Sei sulla pagina 1di 2

Consider the issues raised in the text and discuss in relation to the lecture.

Autobiographical performance can have a tendency to seem self riotous, self indulgent and
narcissistic; therefore devaluing the work of the performer and misleadingly categorising them. In
this weeks a lecture we reflected on three artist, Carolee Shneemann, bobby baker and Tim miller,
each of them have specialising in autobiographical performance and each of them with a deep
political meaning which they wish to convey within their artwork. The figure on stage could simply
be seen as a vessel or representation of their message. As good as it sounds (I hope) that my solo
narratives carry with them the potential for creating community and shared agency- I know from
first- hand experience the delights, dangers, and limits of working in the first person. (Miller, 2002,
p. xxiii)
Tim Miller's main focus was on adapting social acceptance, ranging from sexuality/gender to the
aids crisis. He noticed that some people had a lack of acceptance for such issues due to their
deficiency of enlightenment and knowledge behind such issues. I created my queer body during
the worst of the AIDS crisis and in the period when my own particular front line of the nineties
culture war, the NEA4 controversy, was at its peak. (Mirrwe, 2002, p. 81) Through his own
experience he therefore produced autobiographical work to relate, comedically, to a broad audience
and so they can personally reflect on his own experiences. In the heat of times, I wanted to listen to
places on my body speak their tales.
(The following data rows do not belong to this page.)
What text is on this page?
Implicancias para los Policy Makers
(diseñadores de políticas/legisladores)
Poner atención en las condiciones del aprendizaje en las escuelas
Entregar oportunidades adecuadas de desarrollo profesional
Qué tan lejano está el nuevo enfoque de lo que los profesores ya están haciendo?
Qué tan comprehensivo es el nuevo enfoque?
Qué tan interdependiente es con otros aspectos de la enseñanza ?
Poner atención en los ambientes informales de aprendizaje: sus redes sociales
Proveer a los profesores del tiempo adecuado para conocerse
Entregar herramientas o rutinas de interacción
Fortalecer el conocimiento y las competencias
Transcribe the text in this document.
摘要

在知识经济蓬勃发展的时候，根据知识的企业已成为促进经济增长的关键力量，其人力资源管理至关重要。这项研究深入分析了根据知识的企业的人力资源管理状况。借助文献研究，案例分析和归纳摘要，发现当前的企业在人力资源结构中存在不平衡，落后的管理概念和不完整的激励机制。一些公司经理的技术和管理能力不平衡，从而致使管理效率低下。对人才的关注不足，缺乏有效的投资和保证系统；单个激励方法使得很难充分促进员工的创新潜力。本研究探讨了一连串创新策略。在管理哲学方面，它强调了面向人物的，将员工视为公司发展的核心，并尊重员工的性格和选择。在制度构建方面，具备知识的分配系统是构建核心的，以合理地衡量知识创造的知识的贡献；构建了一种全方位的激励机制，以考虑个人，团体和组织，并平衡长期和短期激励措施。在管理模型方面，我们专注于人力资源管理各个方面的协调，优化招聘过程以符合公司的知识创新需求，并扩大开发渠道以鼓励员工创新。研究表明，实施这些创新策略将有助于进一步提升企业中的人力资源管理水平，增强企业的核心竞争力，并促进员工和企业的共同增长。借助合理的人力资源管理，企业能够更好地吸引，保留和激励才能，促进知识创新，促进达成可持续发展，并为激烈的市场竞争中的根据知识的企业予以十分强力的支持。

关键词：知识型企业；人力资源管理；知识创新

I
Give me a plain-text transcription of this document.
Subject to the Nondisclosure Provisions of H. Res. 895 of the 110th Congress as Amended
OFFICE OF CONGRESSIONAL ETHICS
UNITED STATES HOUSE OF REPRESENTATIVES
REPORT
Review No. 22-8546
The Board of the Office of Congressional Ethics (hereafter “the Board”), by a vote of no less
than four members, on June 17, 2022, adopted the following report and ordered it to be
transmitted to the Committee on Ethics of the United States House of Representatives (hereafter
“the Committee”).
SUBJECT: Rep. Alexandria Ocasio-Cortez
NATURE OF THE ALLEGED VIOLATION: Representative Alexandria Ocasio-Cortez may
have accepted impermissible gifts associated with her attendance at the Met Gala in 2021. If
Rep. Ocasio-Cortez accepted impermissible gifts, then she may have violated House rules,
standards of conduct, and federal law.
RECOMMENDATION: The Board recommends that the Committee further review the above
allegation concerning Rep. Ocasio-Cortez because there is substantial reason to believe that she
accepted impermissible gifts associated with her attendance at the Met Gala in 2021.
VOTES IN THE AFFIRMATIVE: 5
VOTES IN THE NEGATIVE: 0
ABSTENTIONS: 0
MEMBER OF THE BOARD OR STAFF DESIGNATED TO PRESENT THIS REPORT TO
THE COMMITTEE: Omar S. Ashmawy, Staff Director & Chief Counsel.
I began work on this piece by trying to tell the story of my
dick (Miller, 2002, p. 80) Although sounding crude Miller expresses his personal stories within his
own body.
Shneemann belongs to a group of artist associated with the first generation of happenings and
Fluxus in the late 1950s through the mid-1960s that theorized their own art in text that inspired
younger artists, laying the practical and theoretical foundation for the body and performance art
(Stiles, 2010, p. xxviii) Shneemann also had a passion for adapting the perception of certain
ideologies within sexuality and gender issues while exploring subjectivity, suppressed history and
native American's view of the bodies sacred being through visual art and painting; from painting
came movement-body and movement art. Despite her work being autobiographical, her work on
feminist ideologies and freedom for woman's right insinuates that her motives for working were not
rifled with self-indulgence and incipient monumental egotism. (Kalb, 2001). She uses her own
subjectivity within her body to divert the male gaze and to negate the dominating figure of men
within her sexually provocative work, as seen in her film fuses which also explores certain
realities within it. To displace the gaze within her work she would often have her cat Kitch present,
a sexual symbolism and an innocent spectre within her pieces.
Boby Baker also takes a role in her personal feminist autobiographical performance art by break
down the walls of femininity and masculinity Issues of autobiography, of the self, and the
authenticity, have been fully explored, as have questions about feminism and femininity. Bakers
presentation of self as a housewife and mother, from which position she invariably mocks the whole
set-up, is a focal point. (Barrett. 2007, p. 13) While attacking in an almost post-feminist manner;
using circumstances in the kitchen to represent how housewives and mothers are unjustifiably
viewed in modern society.
Using these performance artists as examples it is clear that, by positioning themselves as the
centrepiece within their artwork they can open up a vulnerable and exposing side to the art,
allowing the audience to connect with it on a higher and more personal level. It seems unjust and
undignified to group such individual artwork as simply egotistical or self-indulgent. Despite the
pieces relating directly to the artists personal rendition of certain political values it also appeals to a
mass audience allowing it to relate with many other individuals and opening up the audience own
interpretation of it.

Bibliography
Barrett, M. (2007). The Armature of Reason. In B. Baker, M. Barrett (Ed.) Bobby Baker:
Redeeming Features of Daily Life (pp. 13). New York: Tayler and Francis e-library.
Miller, T. (2002). Body Blows: Six Performances (Living Out: Gay and Lesbian Autobiographies).
Wisconsin: University of Wisconsin Press
Kalb, J. (2001). Guilt and Cunning. Documentary Solo Performance: The Politics of the Mirrored
Self, Volume 31, 13-29.
Schneemann, C., Stiles, K. (2010) Correspondence Course: An Epistolary History of Carolee
Schneemann and Her Circle. Duke: Duke University Press.